The iconic image of the Tyrannosaurus rex as a lumbering, flat-footed behemoth has been a staple of popular culture for decades. But a new study challenges this long-held perception, suggesting that the T. rex may have been more agile and bird-like in its movement than previously thought. This finding not only reshapes our understanding of dinosaur locomotion but also has broader implications for paleontology, animation, and even our interpretation of fossil evidence.
The Bird-like Foot
The key to this discovery lies in the concept of digitigrade locomotion, or toe-walking. Modern birds, such as running birds, maintain their heel raised and bear most of their weight through the front of their foot, similar to how you stand on the balls of your feet when sprinting. In contrast, humans are plantigrade, meaning our heel and the rest of the foot share the load. The study argues that the T. rex likely belonged closer to the bird side of this spectrum, with its foot functioning similarly to that of a bird in terms of how it steps, not just how it looks in a museum mount.
The Test
The research, led by Adrian Tussel Boeye and his team, was a "first quantitative biomechanical analysis" of how foot strike changes Tyrannosaurus movement. They measured leg and foot bones from fossils and ran those measurements through several established speed models that scale with body size. After that, they compared three possible landing styles: more rear-foot, more mid-foot, or mainly toe-first.
What Fossils Add
Bones can suggest what an animal could do, but fossil footprints can hint at what it did on a real surface. The study pulled in track evidence from ichnology, the field that studies traces like footprints rather than skeletons. In many large theropod tracks, the deepest parts of the print sit under the toes, which is what you would expect if the animal's weight was concentrated up front, not spread across the whole sole.
The Speed Numbers
The models suggest adult T. rex top speeds in the ballpark of about 11 to 25 miles per hour, which translates from roughly 5 to 11 meters per second. The paper also suggests that a toe-first step could raise estimated top speed by about one-fifth compared with a flatter foot strike, which is the kind of boost you can imagine if you switch from clunky steps to a more springy running form.
Age and Size
One reason the range is wide is that T. rex changed dramatically as it grew. The study's estimates suggest juveniles could reach around 25 miles per hour, while very large adults, including the famous specimen nicknamed Sue, would be closer to about 11 miles per hour. This pattern matches what biologists see in many big animals today: as bodies get heavier, muscles have to do more work to move each pound, and extreme speed becomes harder to sustain.
Why It Matters
At first glance, this can sound like a debate about numbers. But foot strike shapes how scientists interpret fossil tracks, how animators build realistic motion, and how paleontologists think about hunting strategies at different ages. It also fits a broader shift in the field toward combining multiple lines of evidence, from bones to trackways to living animals.

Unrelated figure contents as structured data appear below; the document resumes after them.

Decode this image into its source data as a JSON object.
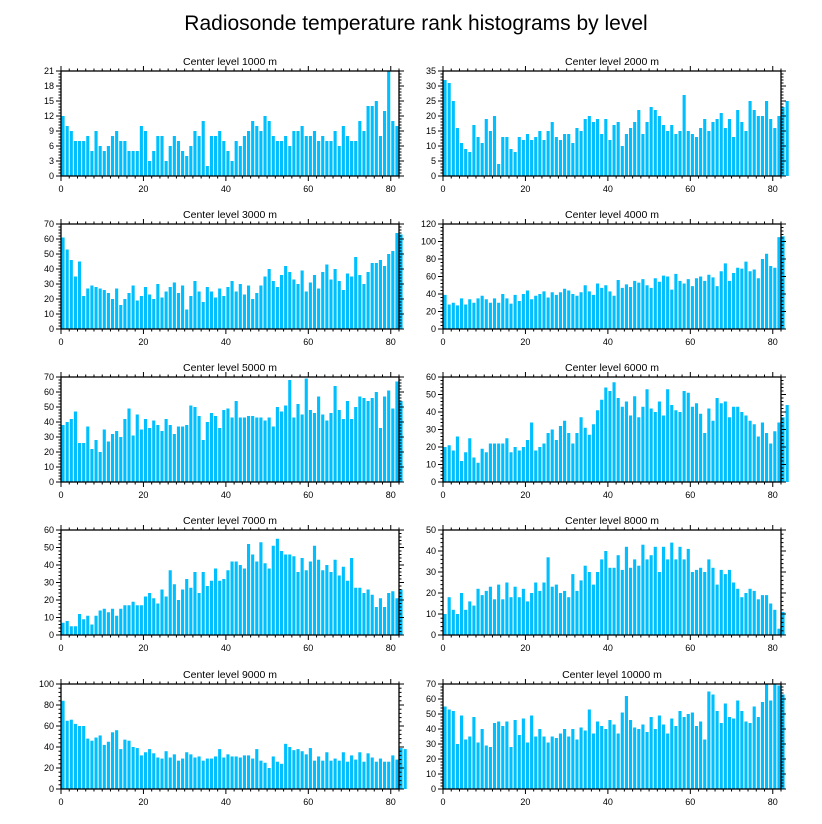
{
  "figure_title": "Radiosonde temperature rank histograms by level",
  "bar_color": "#00bfff",
  "chart_data": [
    {
      "type": "bar",
      "title": "Center level 1000 m",
      "xlim": [
        0,
        82
      ],
      "xticks": [
        0,
        20,
        40,
        60,
        80
      ],
      "ylim": [
        0,
        21
      ],
      "yticks": [
        0,
        3,
        6,
        9,
        12,
        15,
        18,
        21
      ],
      "values": [
        12,
        10,
        9,
        7,
        7,
        7,
        8,
        5,
        9,
        6,
        5,
        6,
        8,
        9,
        7,
        7,
        5,
        5,
        5,
        10,
        9,
        3,
        5,
        8,
        8,
        3,
        6,
        8,
        7,
        5,
        4,
        6,
        9,
        8,
        11,
        2,
        8,
        8,
        9,
        7,
        5,
        3,
        7,
        6,
        8,
        9,
        11,
        10,
        9,
        12,
        11,
        8,
        7,
        7,
        8,
        6,
        9,
        9,
        10,
        8,
        8,
        9,
        7,
        8,
        7,
        7,
        9,
        6,
        10,
        8,
        7,
        7,
        11,
        9,
        14,
        14,
        15,
        8,
        13,
        21,
        11,
        10
      ]
    },
    {
      "type": "bar",
      "title": "Center level 2000 m",
      "xlim": [
        0,
        82
      ],
      "xticks": [
        0,
        20,
        40,
        60,
        80
      ],
      "ylim": [
        0,
        35
      ],
      "yticks": [
        0,
        5,
        10,
        15,
        20,
        25,
        30,
        35
      ],
      "values": [
        32,
        31,
        25,
        16,
        11,
        9,
        8,
        17,
        13,
        11,
        19,
        15,
        20,
        4,
        13,
        13,
        9,
        8,
        13,
        12,
        14,
        12,
        13,
        15,
        12,
        15,
        18,
        13,
        12,
        14,
        14,
        11,
        16,
        15,
        19,
        20,
        18,
        19,
        14,
        19,
        12,
        17,
        18,
        10,
        14,
        16,
        18,
        22,
        14,
        18,
        23,
        22,
        20,
        17,
        15,
        17,
        14,
        15,
        27,
        15,
        14,
        13,
        16,
        19,
        15,
        18,
        19,
        21,
        16,
        19,
        13,
        22,
        18,
        15,
        25,
        22,
        20,
        20,
        25,
        19,
        16,
        20,
        23,
        25
      ]
    },
    {
      "type": "bar",
      "title": "Center level 3000 m",
      "xlim": [
        0,
        82
      ],
      "xticks": [
        0,
        20,
        40,
        60,
        80
      ],
      "ylim": [
        0,
        70
      ],
      "yticks": [
        0,
        10,
        20,
        30,
        40,
        50,
        60,
        70
      ],
      "values": [
        61,
        53,
        46,
        35,
        45,
        22,
        27,
        29,
        28,
        27,
        26,
        24,
        20,
        27,
        16,
        20,
        24,
        29,
        19,
        22,
        28,
        23,
        20,
        30,
        21,
        25,
        28,
        31,
        24,
        29,
        13,
        22,
        32,
        25,
        18,
        28,
        25,
        21,
        27,
        22,
        28,
        32,
        25,
        30,
        23,
        29,
        20,
        24,
        29,
        35,
        40,
        32,
        28,
        36,
        42,
        38,
        33,
        30,
        39,
        25,
        31,
        36,
        27,
        38,
        43,
        33,
        40,
        32,
        26,
        37,
        35,
        48,
        36,
        30,
        38,
        44,
        44,
        46,
        42,
        50,
        52,
        64,
        63
      ]
    },
    {
      "type": "bar",
      "title": "Center level 4000 m",
      "xlim": [
        0,
        82
      ],
      "xticks": [
        0,
        20,
        40,
        60,
        80
      ],
      "ylim": [
        0,
        120
      ],
      "yticks": [
        0,
        20,
        40,
        60,
        80,
        100,
        120
      ],
      "values": [
        39,
        28,
        30,
        27,
        35,
        28,
        34,
        30,
        35,
        38,
        34,
        30,
        35,
        30,
        40,
        35,
        29,
        39,
        32,
        40,
        44,
        34,
        38,
        40,
        43,
        36,
        42,
        39,
        42,
        46,
        44,
        40,
        38,
        42,
        50,
        43,
        39,
        52,
        47,
        50,
        43,
        38,
        56,
        47,
        51,
        48,
        55,
        53,
        57,
        50,
        47,
        58,
        54,
        61,
        60,
        45,
        63,
        55,
        52,
        57,
        49,
        58,
        60,
        55,
        62,
        59,
        49,
        66,
        75,
        55,
        64,
        70,
        69,
        77,
        66,
        68,
        58,
        80,
        86,
        72,
        70,
        105,
        106
      ]
    },
    {
      "type": "bar",
      "title": "Center level 5000 m",
      "xlim": [
        0,
        82
      ],
      "xticks": [
        0,
        20,
        40,
        60,
        80
      ],
      "ylim": [
        0,
        70
      ],
      "yticks": [
        0,
        10,
        20,
        30,
        40,
        50,
        60,
        70
      ],
      "values": [
        38,
        40,
        42,
        47,
        26,
        26,
        37,
        22,
        28,
        20,
        35,
        27,
        32,
        34,
        30,
        42,
        49,
        31,
        45,
        35,
        42,
        36,
        41,
        38,
        34,
        42,
        38,
        32,
        37,
        37,
        38,
        51,
        50,
        44,
        28,
        40,
        46,
        44,
        36,
        48,
        49,
        43,
        54,
        43,
        43,
        44,
        44,
        43,
        43,
        41,
        43,
        37,
        50,
        47,
        51,
        68,
        43,
        52,
        45,
        69,
        48,
        46,
        57,
        45,
        41,
        46,
        64,
        48,
        42,
        54,
        42,
        50,
        57,
        56,
        54,
        56,
        60,
        36,
        57,
        61,
        49,
        67,
        54
      ]
    },
    {
      "type": "bar",
      "title": "Center level 6000 m",
      "xlim": [
        0,
        82
      ],
      "xticks": [
        0,
        20,
        40,
        60,
        80
      ],
      "ylim": [
        0,
        60
      ],
      "yticks": [
        0,
        10,
        20,
        30,
        40,
        50,
        60
      ],
      "values": [
        20,
        21,
        18,
        26,
        12,
        17,
        25,
        14,
        11,
        19,
        17,
        22,
        22,
        22,
        22,
        25,
        17,
        20,
        18,
        20,
        24,
        34,
        18,
        20,
        22,
        28,
        30,
        24,
        32,
        35,
        28,
        22,
        28,
        37,
        31,
        27,
        33,
        41,
        47,
        54,
        52,
        57,
        48,
        43,
        46,
        38,
        49,
        37,
        43,
        53,
        42,
        40,
        46,
        38,
        53,
        44,
        41,
        40,
        52,
        51,
        43,
        45,
        39,
        28,
        42,
        35,
        48,
        45,
        46,
        37,
        43,
        43,
        40,
        38,
        35,
        33,
        26,
        34,
        28,
        22,
        29,
        34,
        37,
        44
      ]
    },
    {
      "type": "bar",
      "title": "Center level 7000 m",
      "xlim": [
        0,
        82
      ],
      "xticks": [
        0,
        20,
        40,
        60,
        80
      ],
      "ylim": [
        0,
        60
      ],
      "yticks": [
        0,
        10,
        20,
        30,
        40,
        50,
        60
      ],
      "values": [
        7,
        8,
        5,
        5,
        12,
        9,
        11,
        6,
        11,
        14,
        15,
        13,
        15,
        11,
        15,
        17,
        17,
        19,
        17,
        17,
        22,
        24,
        21,
        18,
        26,
        22,
        37,
        29,
        20,
        26,
        32,
        27,
        36,
        24,
        36,
        28,
        31,
        38,
        31,
        32,
        37,
        42,
        42,
        40,
        38,
        52,
        46,
        42,
        53,
        41,
        38,
        51,
        55,
        48,
        46,
        46,
        45,
        36,
        44,
        37,
        42,
        51,
        43,
        37,
        40,
        36,
        43,
        34,
        39,
        31,
        44,
        27,
        27,
        24,
        26,
        23,
        16,
        21,
        16,
        24,
        25,
        21,
        26
      ]
    },
    {
      "type": "bar",
      "title": "Center level 8000 m",
      "xlim": [
        0,
        82
      ],
      "xticks": [
        0,
        20,
        40,
        60,
        80
      ],
      "ylim": [
        0,
        50
      ],
      "yticks": [
        0,
        10,
        20,
        30,
        40,
        50
      ],
      "values": [
        10,
        18,
        12,
        10,
        20,
        12,
        16,
        14,
        22,
        19,
        21,
        23,
        17,
        24,
        17,
        25,
        18,
        23,
        18,
        22,
        16,
        20,
        25,
        21,
        25,
        37,
        23,
        24,
        20,
        21,
        18,
        29,
        21,
        26,
        33,
        30,
        24,
        30,
        36,
        40,
        32,
        32,
        38,
        31,
        42,
        32,
        36,
        33,
        43,
        36,
        38,
        42,
        30,
        42,
        36,
        44,
        36,
        42,
        36,
        41,
        30,
        31,
        32,
        30,
        36,
        32,
        24,
        31,
        29,
        31,
        25,
        22,
        18,
        20,
        22,
        21,
        17,
        19,
        19,
        15,
        12,
        3,
        11
      ]
    },
    {
      "type": "bar",
      "title": "Center level 9000 m",
      "xlim": [
        0,
        82
      ],
      "xticks": [
        0,
        20,
        40,
        60,
        80
      ],
      "ylim": [
        0,
        100
      ],
      "yticks": [
        0,
        20,
        40,
        60,
        80,
        100
      ],
      "values": [
        84,
        65,
        66,
        62,
        60,
        60,
        48,
        46,
        49,
        51,
        42,
        45,
        54,
        56,
        38,
        47,
        46,
        40,
        39,
        32,
        35,
        38,
        34,
        30,
        29,
        36,
        30,
        33,
        27,
        29,
        35,
        33,
        30,
        31,
        27,
        29,
        29,
        31,
        38,
        30,
        33,
        31,
        31,
        30,
        32,
        32,
        29,
        38,
        27,
        25,
        20,
        31,
        26,
        24,
        43,
        40,
        37,
        38,
        36,
        33,
        39,
        27,
        31,
        27,
        35,
        27,
        29,
        27,
        35,
        26,
        32,
        28,
        35,
        26,
        34,
        30,
        26,
        29,
        26,
        26,
        32,
        28,
        39,
        38
      ]
    },
    {
      "type": "bar",
      "title": "Center level 10000 m",
      "xlim": [
        0,
        82
      ],
      "xticks": [
        0,
        20,
        40,
        60,
        80
      ],
      "ylim": [
        0,
        70
      ],
      "yticks": [
        0,
        10,
        20,
        30,
        40,
        50,
        60,
        70
      ],
      "values": [
        55,
        53,
        52,
        30,
        49,
        33,
        35,
        48,
        31,
        40,
        29,
        28,
        44,
        45,
        42,
        45,
        28,
        46,
        36,
        47,
        31,
        49,
        35,
        40,
        35,
        31,
        35,
        34,
        37,
        40,
        35,
        40,
        33,
        41,
        39,
        53,
        37,
        45,
        42,
        40,
        46,
        43,
        37,
        51,
        62,
        46,
        41,
        40,
        43,
        38,
        48,
        40,
        49,
        43,
        37,
        47,
        42,
        52,
        48,
        50,
        51,
        42,
        45,
        33,
        65,
        63,
        52,
        44,
        57,
        48,
        47,
        59,
        52,
        45,
        44,
        55,
        48,
        58,
        71,
        59,
        70,
        69,
        63
      ]
    }
  ]
}
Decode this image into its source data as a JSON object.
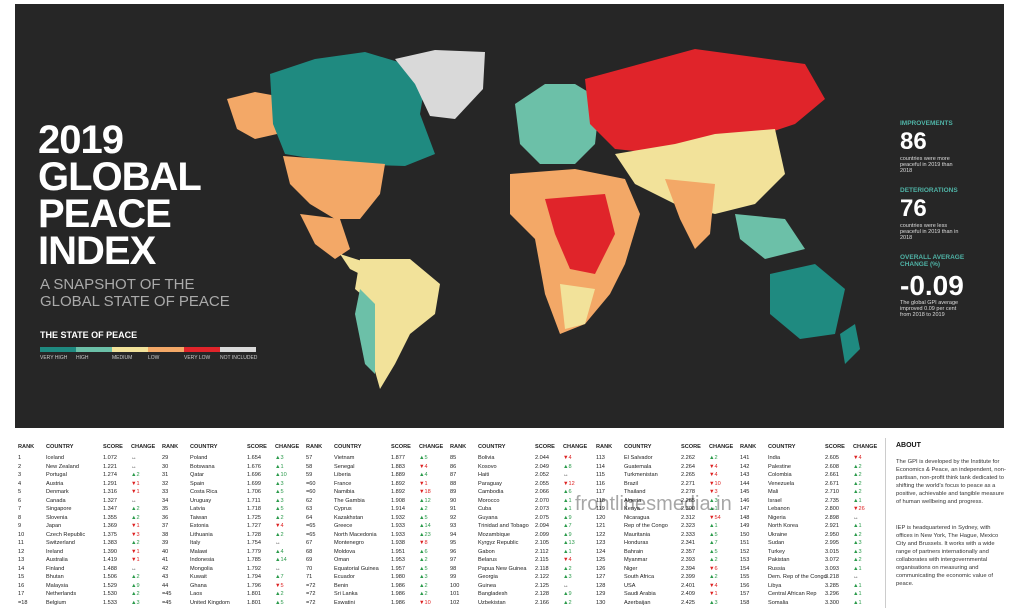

However, other work warns that track-based speed calculations can be misleading when the surface is soft or the animal is changing pace. A 2025 Biology Letters study highlighted how easy it is for common formulas to overshoot real movement, especially on compliant ground.
A New Perspective
In my opinion, this study is a fascinating development in paleontology, offering a new perspective on dinosaur locomotion. It raises a deeper question: how much do we really know about the behavior and capabilities of these ancient creatures? What makes this particularly fascinating is the potential for it to reshape our understanding of dinosaur hunting strategies and even their role in the ecosystem. Personally, I think it's a reminder that we should always be open to re-evaluating our assumptions and that the truth about the past is often more complex and nuanced than we initially imagine.